I’m interested in the future, so Peter Frase’s 2016 book Four Futures has been recommended to me a few times. The first time it came on my radar was in conversation with an anarcho-primitivist at the Boston Art Book Fair a few months ago, and a new friend loaned me their copy after reading my zine A Future.
I was expecting the book to be pretty different than what I got. I thought that the futures described would be day-in-the-life experiences in the different scenarios of the future, or world building exercises. But instead, Frase presents four possible futures that could result from political prioritization in the face of two different pressures: climate change and automation. He outlines different social engines and how they’re already at play in the current moment, and extrapolates from there to consider strategic next steps for organizing.
The consideration of climate change creates the axis abundance - scarcity. The consideration of automation and class relations creates the axis equality - hierarchy. Frase also assumes that in these futures, all labor related to material production is automated. With these two axes, he creates four potential futures:
COMMUNISM - Abundance and Equality
Universal Basic Income is introduced and gradually replaces wage labor in providing for people’s basic needs. Work then centers on the labor that makes people feel the most fulfilled - more like a quest than a job. People are able to do the work that they want to do to define themselves and their communities.
Even though communism is the future of Equality over Hierarchy, Hierarchy as a concept isn’t totally evaporated. There are still ladders to climb. But the current dominant hierarchy of WEALTH, and the identity politic hierarchies that organize people by their relationship to the dominant hierarchy, is decentralized/made irrelevant. Other hierarchies emerge.
RENTISM - Abundance and Hierarchy
Access to the means of production is still controlled by a tiny class of elites who control the vectors of information. The economy shifts away from one focused on material production of commodities to one focused on the generation and litigation of intellectual property.
Frase describes the process of ENCLOSURE, which happened when land went from being a public good to being privately controlled by a ruling class. The same thing is effectively happening with intellectual property and patterns.
As the chapter concludes, Frase points out that in this scenario, it would be difficult to create enough jobs for people to sustain a working class. Eventually something would have to give. Theoretically, it’s really hard to justify a world where automation has made labor unnecessary but a class hierarchy is maintained.
SOCIALISM - Scarcity and Equality
Humans need to reorganize their society to be more in line with the natural environment that we currently occupy, owning our place in the ecosystem.
Cooperation in the face of scarcity would require a ton of political organization and very likely a planned economy.
This future would take a lot of political will power but ultimately is probably the one that I got the most attached to. This chapter has lots of references to the work of Kim Stanley Robinson, who I’ve not read before!
EXTERMINISM - Scarcity and Hierarchy
Technologies are developed to survive the worst of the climate crisis, but they’re only available to the wealthy.
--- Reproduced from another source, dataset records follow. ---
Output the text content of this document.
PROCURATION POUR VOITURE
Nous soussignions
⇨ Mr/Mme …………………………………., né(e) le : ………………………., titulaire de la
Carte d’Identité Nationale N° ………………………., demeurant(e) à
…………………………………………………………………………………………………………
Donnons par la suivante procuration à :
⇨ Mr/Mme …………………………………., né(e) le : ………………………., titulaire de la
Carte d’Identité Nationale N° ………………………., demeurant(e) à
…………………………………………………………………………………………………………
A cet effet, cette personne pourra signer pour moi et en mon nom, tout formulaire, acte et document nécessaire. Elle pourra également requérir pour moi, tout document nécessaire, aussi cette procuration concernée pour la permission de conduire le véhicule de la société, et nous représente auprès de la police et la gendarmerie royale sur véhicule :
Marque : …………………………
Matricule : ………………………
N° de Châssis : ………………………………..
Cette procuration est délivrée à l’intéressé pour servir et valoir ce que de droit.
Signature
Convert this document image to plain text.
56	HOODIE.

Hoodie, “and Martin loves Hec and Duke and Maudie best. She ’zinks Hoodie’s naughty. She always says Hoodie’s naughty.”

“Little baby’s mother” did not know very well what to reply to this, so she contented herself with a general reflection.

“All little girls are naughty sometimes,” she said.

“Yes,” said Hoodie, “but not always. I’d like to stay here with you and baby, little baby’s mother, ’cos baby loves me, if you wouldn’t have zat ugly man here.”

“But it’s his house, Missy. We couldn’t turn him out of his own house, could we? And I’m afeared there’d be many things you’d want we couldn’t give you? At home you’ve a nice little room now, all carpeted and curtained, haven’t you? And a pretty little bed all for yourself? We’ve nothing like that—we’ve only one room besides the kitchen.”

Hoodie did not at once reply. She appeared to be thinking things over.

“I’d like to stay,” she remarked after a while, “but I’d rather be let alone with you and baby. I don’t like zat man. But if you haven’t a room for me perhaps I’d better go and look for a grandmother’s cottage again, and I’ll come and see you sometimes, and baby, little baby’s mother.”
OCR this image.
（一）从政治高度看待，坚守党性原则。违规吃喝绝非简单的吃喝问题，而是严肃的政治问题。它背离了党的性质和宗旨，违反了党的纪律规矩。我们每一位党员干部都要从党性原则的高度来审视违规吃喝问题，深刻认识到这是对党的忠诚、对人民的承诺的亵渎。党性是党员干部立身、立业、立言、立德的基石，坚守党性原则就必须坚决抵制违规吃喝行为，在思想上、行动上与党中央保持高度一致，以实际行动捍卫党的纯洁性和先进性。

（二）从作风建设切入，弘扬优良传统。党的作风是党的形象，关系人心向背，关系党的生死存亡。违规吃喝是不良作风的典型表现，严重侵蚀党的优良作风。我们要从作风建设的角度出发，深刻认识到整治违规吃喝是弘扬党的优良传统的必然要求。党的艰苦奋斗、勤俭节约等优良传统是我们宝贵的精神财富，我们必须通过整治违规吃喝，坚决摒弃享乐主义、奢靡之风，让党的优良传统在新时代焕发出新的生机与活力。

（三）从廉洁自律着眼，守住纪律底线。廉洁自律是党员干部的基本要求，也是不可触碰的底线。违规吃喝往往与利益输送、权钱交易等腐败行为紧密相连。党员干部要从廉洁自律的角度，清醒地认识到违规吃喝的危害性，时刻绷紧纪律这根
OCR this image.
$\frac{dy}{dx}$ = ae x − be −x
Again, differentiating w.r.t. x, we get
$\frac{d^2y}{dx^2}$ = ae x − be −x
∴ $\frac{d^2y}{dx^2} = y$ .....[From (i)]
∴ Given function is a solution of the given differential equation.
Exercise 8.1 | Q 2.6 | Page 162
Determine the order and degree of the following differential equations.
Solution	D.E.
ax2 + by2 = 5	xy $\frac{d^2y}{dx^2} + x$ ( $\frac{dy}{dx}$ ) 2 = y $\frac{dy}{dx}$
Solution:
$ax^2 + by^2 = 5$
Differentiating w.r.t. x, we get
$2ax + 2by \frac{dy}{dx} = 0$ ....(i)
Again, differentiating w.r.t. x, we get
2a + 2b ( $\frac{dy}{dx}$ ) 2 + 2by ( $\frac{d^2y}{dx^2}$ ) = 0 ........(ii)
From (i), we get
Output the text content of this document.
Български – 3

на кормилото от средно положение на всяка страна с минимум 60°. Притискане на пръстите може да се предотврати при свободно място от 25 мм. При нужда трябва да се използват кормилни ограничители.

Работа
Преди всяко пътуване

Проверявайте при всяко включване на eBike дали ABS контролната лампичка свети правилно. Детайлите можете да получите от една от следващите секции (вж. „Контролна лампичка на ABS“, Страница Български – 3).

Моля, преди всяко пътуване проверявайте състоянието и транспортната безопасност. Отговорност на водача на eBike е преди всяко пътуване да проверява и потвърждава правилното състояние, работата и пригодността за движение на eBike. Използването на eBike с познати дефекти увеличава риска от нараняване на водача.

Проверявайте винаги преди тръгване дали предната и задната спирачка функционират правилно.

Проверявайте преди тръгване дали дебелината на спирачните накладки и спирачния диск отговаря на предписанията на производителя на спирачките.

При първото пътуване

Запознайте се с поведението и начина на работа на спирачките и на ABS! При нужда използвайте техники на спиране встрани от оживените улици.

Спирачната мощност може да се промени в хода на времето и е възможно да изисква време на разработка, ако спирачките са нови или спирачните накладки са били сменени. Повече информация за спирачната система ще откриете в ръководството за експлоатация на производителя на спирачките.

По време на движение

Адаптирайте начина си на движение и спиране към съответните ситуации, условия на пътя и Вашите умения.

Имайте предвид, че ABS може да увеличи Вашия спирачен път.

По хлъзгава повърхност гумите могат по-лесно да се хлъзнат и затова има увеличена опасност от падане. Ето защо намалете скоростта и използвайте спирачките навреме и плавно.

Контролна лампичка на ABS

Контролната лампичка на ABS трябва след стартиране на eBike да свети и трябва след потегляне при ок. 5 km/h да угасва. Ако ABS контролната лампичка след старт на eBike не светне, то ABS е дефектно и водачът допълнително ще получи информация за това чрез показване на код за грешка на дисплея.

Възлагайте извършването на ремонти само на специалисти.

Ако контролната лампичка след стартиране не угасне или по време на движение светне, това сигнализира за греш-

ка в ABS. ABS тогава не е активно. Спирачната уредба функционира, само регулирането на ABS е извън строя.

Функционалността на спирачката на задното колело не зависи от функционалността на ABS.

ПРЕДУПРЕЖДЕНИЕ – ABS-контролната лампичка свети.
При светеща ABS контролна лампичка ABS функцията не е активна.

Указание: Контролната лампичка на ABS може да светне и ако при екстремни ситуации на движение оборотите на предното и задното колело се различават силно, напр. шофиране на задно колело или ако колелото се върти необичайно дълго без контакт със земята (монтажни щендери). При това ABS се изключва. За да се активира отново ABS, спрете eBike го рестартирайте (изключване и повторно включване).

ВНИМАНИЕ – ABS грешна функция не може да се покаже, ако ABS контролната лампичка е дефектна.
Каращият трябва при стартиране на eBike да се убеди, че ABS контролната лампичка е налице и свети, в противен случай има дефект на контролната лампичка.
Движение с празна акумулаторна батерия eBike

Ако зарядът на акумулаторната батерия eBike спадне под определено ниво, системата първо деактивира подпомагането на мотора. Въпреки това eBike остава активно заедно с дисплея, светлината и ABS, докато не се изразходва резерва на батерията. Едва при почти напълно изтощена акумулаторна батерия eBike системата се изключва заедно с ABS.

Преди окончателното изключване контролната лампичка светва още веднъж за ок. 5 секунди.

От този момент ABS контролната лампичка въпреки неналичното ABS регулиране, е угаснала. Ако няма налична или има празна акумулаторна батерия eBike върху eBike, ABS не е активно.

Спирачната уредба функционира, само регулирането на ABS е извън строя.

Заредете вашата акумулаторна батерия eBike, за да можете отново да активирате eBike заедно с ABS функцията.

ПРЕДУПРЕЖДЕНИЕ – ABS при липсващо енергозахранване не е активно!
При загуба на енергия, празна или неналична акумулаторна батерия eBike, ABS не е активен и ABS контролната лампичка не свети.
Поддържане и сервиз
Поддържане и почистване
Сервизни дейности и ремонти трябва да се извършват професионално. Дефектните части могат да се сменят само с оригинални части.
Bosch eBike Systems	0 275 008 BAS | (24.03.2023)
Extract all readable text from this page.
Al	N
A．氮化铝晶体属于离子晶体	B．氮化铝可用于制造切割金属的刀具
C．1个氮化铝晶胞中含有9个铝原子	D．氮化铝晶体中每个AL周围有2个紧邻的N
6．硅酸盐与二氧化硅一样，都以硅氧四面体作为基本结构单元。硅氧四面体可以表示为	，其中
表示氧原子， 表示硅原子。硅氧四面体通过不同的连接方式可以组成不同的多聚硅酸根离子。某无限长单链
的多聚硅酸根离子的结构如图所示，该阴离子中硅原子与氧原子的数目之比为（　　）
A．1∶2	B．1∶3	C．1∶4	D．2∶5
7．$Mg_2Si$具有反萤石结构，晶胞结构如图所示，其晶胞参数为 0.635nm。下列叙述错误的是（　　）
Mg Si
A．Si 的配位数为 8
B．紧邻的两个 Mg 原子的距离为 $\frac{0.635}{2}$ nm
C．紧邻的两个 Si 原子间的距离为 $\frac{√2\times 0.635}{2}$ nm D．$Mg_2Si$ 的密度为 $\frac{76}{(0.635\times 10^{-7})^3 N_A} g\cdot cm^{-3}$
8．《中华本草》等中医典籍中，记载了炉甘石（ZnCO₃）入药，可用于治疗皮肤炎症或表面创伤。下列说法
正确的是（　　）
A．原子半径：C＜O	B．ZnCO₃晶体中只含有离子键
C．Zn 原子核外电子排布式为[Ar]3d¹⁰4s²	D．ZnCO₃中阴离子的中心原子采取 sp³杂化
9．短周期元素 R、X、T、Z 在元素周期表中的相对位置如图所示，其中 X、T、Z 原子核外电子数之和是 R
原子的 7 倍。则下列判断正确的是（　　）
The only employment left for the working class is to police the other members of their class and protect the comfort of the wealthy. Policing becomes more and more intense. A class genocide is possible/likely as a work force is no longer needed to sustain the comfort of the elites.
This section was pretty difficult to read!
When I talk about this book with folks, I’ll describe the premises of each of the futures and they’ll say something about which one they want to come to fruition. They’re like, “Oh, I want it to be that one!” Which I think is an interesting impulse! The thesis of the book is definitely that none of these futures are going to “just happen.” They will come as the result of setting political priorities and acting on those priorities.
The section that made me think the most was definitely the chapter on Socialism - there’s something about a utopia that is founded on collaborative community making and needing to do a lot of work to maintain life is attractive to me as an anarchist-leaning person. But the chapter on Socialism also sent me into a thought spiral thinking about how we would organize economically if we didn’t use a market. This quote stuck out to me a lot:
"There are some socialists who see the market as inherently incompatible with a desirable post-capitalism... Because markets use money and commodities to mediate our relations with one another, this line of argument goes, they are inherently less sociable and human than some other ways of organizing our economic life, such as engaging in barter, self-sufficiently providing for our needs in a commune, or implementing a fully planned economy in which all enterprise is socialized and decisions about production and distribution are made through a political process." - (111-112)
Yeah I think the thing that was most challenging about these options was because it was so hard for me to answer the question that everyone always tries to answer when Four Futures comes up - what do I want to have happen? It’s been a really good prompt for me to pick up a few other books I want to read and start thinking more in depth about what futures I want to work towards.
Definitely a lot of interesting food for thought in this book and I recommend especially reading it with friends!